The PHP-module and its associated PHP filter may create security holes when used improperly.
The main reasoning behind the advice you've read about having it disabled on production sites, and it being removed from core in Drupal 8, is that it lowers the bar for creating PHP, making is simpler for non-programmers and unskilled programmers to add PHP to a site's code base (in particular, PHP code that don't sanitize user input).
However, the main risk is that by enabling it, some unthinking admin may give access to the PHP-filter for all users (not only the trusted user #1).
Given improper use, the site can be compromised by any script-kiddie.

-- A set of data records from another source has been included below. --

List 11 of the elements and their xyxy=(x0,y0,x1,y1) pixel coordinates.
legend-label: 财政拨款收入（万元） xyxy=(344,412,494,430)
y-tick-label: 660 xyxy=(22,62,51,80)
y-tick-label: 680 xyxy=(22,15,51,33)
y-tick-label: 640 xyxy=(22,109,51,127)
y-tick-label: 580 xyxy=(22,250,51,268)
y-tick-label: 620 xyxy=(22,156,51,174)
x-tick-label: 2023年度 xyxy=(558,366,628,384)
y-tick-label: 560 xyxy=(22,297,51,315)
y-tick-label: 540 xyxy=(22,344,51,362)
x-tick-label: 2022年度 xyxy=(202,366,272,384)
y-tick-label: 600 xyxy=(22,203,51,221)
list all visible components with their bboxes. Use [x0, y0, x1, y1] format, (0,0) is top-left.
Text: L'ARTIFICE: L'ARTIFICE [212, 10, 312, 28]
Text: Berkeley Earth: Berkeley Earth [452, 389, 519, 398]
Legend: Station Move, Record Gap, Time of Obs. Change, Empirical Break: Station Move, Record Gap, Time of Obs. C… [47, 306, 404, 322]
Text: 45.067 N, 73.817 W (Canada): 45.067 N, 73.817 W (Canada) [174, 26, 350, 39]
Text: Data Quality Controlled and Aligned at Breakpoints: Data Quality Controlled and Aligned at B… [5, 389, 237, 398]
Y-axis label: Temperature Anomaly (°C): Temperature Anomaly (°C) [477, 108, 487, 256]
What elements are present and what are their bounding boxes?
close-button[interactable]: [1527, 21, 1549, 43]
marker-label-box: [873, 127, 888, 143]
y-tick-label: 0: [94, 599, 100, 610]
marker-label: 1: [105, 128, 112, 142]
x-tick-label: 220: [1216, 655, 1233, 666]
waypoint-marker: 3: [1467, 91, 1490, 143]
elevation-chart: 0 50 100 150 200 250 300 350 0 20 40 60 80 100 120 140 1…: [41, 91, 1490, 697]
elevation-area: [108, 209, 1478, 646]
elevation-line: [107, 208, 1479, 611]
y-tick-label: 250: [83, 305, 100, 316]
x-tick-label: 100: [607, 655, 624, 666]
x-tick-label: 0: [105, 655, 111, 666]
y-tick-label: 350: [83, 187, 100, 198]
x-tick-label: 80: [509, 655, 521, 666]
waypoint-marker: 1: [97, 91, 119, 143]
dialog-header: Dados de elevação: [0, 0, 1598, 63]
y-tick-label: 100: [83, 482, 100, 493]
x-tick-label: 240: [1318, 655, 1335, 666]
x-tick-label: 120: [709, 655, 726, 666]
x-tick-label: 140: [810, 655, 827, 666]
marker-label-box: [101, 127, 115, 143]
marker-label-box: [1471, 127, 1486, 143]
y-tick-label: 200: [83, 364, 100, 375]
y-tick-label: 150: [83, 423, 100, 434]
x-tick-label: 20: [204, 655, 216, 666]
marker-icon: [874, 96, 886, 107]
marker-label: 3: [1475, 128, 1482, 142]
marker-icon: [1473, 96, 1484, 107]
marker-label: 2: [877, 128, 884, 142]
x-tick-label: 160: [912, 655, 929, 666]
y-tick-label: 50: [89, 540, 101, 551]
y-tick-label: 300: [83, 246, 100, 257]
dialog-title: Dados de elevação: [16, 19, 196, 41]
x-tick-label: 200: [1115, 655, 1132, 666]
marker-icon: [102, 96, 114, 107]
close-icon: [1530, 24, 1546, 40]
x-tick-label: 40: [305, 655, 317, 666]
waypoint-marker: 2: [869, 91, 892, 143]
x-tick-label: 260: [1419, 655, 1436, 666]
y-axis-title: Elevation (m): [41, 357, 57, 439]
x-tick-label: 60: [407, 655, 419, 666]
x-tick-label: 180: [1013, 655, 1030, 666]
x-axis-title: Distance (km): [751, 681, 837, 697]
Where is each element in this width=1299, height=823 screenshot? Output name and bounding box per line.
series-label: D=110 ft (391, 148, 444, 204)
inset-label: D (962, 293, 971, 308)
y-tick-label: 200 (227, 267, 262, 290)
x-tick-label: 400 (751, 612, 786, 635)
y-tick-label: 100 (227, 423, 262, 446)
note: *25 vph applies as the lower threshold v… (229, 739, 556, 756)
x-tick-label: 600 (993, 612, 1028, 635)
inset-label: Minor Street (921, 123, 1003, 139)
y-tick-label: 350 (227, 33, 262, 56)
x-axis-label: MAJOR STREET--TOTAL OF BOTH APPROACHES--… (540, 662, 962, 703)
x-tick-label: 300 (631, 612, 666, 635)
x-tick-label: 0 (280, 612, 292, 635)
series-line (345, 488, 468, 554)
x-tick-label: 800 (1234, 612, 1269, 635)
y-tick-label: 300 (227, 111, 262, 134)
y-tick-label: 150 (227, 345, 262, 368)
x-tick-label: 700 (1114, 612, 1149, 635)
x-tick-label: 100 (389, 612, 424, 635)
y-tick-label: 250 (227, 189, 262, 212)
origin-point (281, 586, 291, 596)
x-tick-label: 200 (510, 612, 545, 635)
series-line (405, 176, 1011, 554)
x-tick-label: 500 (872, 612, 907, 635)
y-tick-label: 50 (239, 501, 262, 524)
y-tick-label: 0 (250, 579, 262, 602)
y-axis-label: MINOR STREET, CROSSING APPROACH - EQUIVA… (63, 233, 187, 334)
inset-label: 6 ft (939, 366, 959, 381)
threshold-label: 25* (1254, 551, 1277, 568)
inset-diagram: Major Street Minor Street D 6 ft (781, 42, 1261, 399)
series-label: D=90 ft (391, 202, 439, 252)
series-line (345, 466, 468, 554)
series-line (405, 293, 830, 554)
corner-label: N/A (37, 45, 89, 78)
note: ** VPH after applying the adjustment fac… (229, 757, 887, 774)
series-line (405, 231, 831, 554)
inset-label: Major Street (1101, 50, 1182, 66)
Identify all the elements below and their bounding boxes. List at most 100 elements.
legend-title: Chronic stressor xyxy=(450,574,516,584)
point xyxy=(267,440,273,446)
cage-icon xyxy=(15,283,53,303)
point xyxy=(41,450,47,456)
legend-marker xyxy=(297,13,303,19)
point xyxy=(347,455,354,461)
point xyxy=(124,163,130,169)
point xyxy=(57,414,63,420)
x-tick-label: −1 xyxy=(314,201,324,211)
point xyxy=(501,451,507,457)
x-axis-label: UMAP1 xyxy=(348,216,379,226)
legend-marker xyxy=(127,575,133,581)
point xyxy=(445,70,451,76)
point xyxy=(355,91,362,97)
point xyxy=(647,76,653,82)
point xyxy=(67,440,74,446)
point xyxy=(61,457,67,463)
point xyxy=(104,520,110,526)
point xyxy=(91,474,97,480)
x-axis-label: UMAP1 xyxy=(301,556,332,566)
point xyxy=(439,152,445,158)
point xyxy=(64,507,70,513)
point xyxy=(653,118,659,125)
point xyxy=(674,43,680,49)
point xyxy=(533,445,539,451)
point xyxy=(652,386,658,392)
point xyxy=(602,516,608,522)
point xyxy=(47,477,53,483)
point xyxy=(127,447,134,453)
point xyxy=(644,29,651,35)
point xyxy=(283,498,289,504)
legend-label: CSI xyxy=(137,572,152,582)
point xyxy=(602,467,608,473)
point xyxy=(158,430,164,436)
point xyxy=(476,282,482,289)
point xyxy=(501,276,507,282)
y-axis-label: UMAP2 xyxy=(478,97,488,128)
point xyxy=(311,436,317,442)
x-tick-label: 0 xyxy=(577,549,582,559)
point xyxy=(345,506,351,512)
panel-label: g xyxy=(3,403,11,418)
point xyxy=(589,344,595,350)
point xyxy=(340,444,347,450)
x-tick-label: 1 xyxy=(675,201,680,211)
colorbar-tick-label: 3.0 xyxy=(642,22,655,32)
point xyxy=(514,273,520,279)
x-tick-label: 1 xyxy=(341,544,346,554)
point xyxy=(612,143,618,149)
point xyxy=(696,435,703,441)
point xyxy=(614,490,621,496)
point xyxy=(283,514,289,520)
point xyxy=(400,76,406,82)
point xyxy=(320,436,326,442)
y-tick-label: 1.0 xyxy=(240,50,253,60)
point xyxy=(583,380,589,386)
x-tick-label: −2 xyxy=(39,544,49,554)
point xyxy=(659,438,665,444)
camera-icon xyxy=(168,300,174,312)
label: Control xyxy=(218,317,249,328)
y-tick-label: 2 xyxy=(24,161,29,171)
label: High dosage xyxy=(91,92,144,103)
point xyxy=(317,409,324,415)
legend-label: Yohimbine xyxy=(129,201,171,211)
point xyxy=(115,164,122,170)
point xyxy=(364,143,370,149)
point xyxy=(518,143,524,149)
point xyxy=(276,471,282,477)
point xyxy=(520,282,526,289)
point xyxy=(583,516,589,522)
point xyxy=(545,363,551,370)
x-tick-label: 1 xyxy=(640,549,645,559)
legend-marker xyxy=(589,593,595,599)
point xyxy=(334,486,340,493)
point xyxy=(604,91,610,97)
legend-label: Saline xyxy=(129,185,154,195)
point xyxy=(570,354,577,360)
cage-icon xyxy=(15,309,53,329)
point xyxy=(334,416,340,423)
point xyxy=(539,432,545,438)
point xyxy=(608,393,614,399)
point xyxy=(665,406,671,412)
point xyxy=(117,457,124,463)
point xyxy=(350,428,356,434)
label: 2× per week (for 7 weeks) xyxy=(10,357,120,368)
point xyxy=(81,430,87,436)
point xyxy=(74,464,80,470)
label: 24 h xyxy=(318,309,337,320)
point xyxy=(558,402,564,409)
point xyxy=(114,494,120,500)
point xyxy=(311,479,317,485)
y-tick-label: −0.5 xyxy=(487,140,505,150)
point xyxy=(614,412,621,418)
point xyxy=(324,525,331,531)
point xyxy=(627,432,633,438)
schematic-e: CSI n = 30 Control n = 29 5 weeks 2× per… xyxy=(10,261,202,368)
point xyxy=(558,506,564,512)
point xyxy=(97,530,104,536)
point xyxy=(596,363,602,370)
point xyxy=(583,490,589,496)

By leaving the PHP module completely disabled, you've eliminated that risk.
However, that being said, the PHP-module is useful in some situations (as you've discovered), and I think that it is over-cautious to never having it enabled on a production site. As long it is only allowed for user #1 (i.e. the implictly trusted super-admin), and the PHP that is added is safe (for the record, the code proposed at Create a Rule to Evaluate If a Logged-in User Has Created Content of Type X is safe), then the site is not put in jeopardy by having it enabled.
Just thread carefully, and make sure you you know enough about Drupal to understand that the PHP-filter should not be enabled for "Filtered HTML" or any other text format that untrusted users are allowed to use, and that the code you add to the HTML-textarea using this feature must by itself be safe.
PS: Some people seem to think that it is somehow "better" to add PHP to a site by writing a custom module instead of having it in the database. IMNSHO, it makes little difference where you keep it. A bad programmer is unfortunately perfectly capable of creating unsafe PHP anywhere. Having unsafe PHP inside a file instead of inside the database will not save you if the PHP-code happens to be unsafe in the first place - even if you've paid somebody to create it for you.